The rejection of this messianic conviction, or, better, forgetting about it, led to the belief that the Christian empire became the main value for Christians themselves. “For the mystery of iniquity is already at work, but it will not be completed until the one who now restrains is taken out of the way. And then the wicked one will be revealed, whom the Lord Jesus will kill” (2 Thess. 2:7–8). The ambiguous figure of “Katechon”, that is, literally, the retarder of the Second Coming, was identified with the Empire. But according to Paul, the removal of the “one who restrains” will reveal the wicked one, whom the Lord Jesus will kill “with the breath of His mouth” and “destroy by the appearance of His Coming” (8).

“Wherever the power of thought rushes, whether to the East, the West, to Earth, or to Heaven itself, everywhere it sees the Blessed Caesar, inseparable from his Kingdom. His children rule over the earth. Like new stars, they illuminate the earth with the light of their father. He lives in them with his power, multiplying it in their succession, and ruling the entire Universe even more perfectly than before,” wrote Eusebius of Caesarea in his Praise to Constantine. Belief in the One Empire necessarily led to the denial of the authenticity and orthodoxy of the states and churches that were outside its borders.

By the time of Pilate’s “exposure” at the end of the first millennium of Christian history, a false dogmatic belief had arisen that there could only be one Orthodox Empire. Moreover, the formulation “the official confession of the Empire” actually became one of the key definitions of Orthodoxy. It turns out that, with the division of the Empire into East and West, the division of the church into Orthodox and Catholic was bound to happen.

But let us return to the theme of the “Two Pentecosts”. The first Sunday of Great Lent is called the Triumph of Orthodoxy. This celebration owes its origin to the Local Council of the Church of Constantinople in 843, at which the veneration of icons was restored in the Byzantine Empire. The dogma of the veneration of icons was established at the Seventh Ecumenical Council of 787 in the city of Nicaea.
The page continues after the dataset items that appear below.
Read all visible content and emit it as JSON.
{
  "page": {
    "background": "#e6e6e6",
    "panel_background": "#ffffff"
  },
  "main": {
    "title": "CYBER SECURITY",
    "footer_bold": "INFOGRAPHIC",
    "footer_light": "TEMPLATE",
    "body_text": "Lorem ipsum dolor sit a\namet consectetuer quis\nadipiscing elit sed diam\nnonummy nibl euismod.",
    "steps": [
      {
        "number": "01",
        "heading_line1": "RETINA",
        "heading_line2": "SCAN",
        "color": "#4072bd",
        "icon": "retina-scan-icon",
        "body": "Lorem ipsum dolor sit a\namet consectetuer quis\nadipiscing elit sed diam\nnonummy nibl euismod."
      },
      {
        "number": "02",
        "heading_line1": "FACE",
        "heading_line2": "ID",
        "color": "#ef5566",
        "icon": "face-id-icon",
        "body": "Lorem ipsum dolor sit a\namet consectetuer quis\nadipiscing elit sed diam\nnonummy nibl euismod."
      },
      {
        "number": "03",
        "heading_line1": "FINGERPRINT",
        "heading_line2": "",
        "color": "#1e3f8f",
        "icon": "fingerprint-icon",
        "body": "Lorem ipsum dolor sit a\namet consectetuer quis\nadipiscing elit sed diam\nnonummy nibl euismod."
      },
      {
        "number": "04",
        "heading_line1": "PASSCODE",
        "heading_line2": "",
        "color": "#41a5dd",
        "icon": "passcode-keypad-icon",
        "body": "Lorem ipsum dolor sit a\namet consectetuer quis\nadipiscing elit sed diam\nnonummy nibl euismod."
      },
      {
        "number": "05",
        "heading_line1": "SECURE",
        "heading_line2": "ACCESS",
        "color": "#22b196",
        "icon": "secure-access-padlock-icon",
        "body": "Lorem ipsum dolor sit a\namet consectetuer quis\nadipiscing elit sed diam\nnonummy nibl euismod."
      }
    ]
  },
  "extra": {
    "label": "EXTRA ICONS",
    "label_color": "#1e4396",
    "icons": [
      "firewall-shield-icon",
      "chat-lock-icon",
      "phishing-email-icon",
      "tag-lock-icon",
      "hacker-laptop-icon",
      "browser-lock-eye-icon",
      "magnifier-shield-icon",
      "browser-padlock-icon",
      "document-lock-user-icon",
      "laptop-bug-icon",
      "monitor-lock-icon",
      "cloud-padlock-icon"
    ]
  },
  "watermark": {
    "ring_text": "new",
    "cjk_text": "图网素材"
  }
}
It is important to remember that the Triumph of Orthodoxy has a “twin holiday” in the period from Easter to Pentecost.

After all, a week before the Descent of the Holy Spirit on the Apostles, the Memory of the Fathers of the First Ecumenical Council is celebrated. At this Council, which also took place in Nicaea, the main dogmatic truth of Christianity was proclaimed – the doctrine of the consubstantiality of the Son of God with God the Father. It is important that the basis for the proportion of the temporal distance of celebrations during both periods is always Easter Day.

An Ecumenical Council is a meeting of the episcopate of the Roman Empire, and some bishops from outside it, convened and authorised by the emperor. This is one of the formal definitions of this important event in the life and history of the Church. However, in Orthodoxy, the Ecumenical Councils, from the First to the Last, with a total of 7, are something much more.

Ecumenical Councils are unique milestones in the history of salvation, when the Holy Spirit, through the mouth of the Council Fathers, proclaimed the dogmas by which the Church lives in history. A characteristic feature of the Orthodox tradition is the fact that the memory of the Ecumenical Councils, each individually or all together, as well as the first six together, is celebrated during divine services throughout the year. This fact attracted the attention of researchers back in the 19th century. In modern times, the phrase “Church of the Seven Councils” has become one of the self-definitions of Orthodoxy.

It is significant that during the period of 100 Holy Days – the “Two Pentecosts”, penitential and solemn – the memory of the First and Seventh Ecumenical Councils is celebrated on the last and first Sunday of this most important period of the liturgical year, respectively.

Obviously, if such a sequence of times and memories was calculated by the holy fathers and compilers of liturgical sequences, then one must be surprised at its thoughtfulness. If it arose spontaneously, then we must reverently recognise how grace itself determines the times and seasons in serving God in Spirit and Truth (cf. John 4:23–24). These are the moments of Orthodox theology of calendar time.

Christ is risen! He is risen indeed!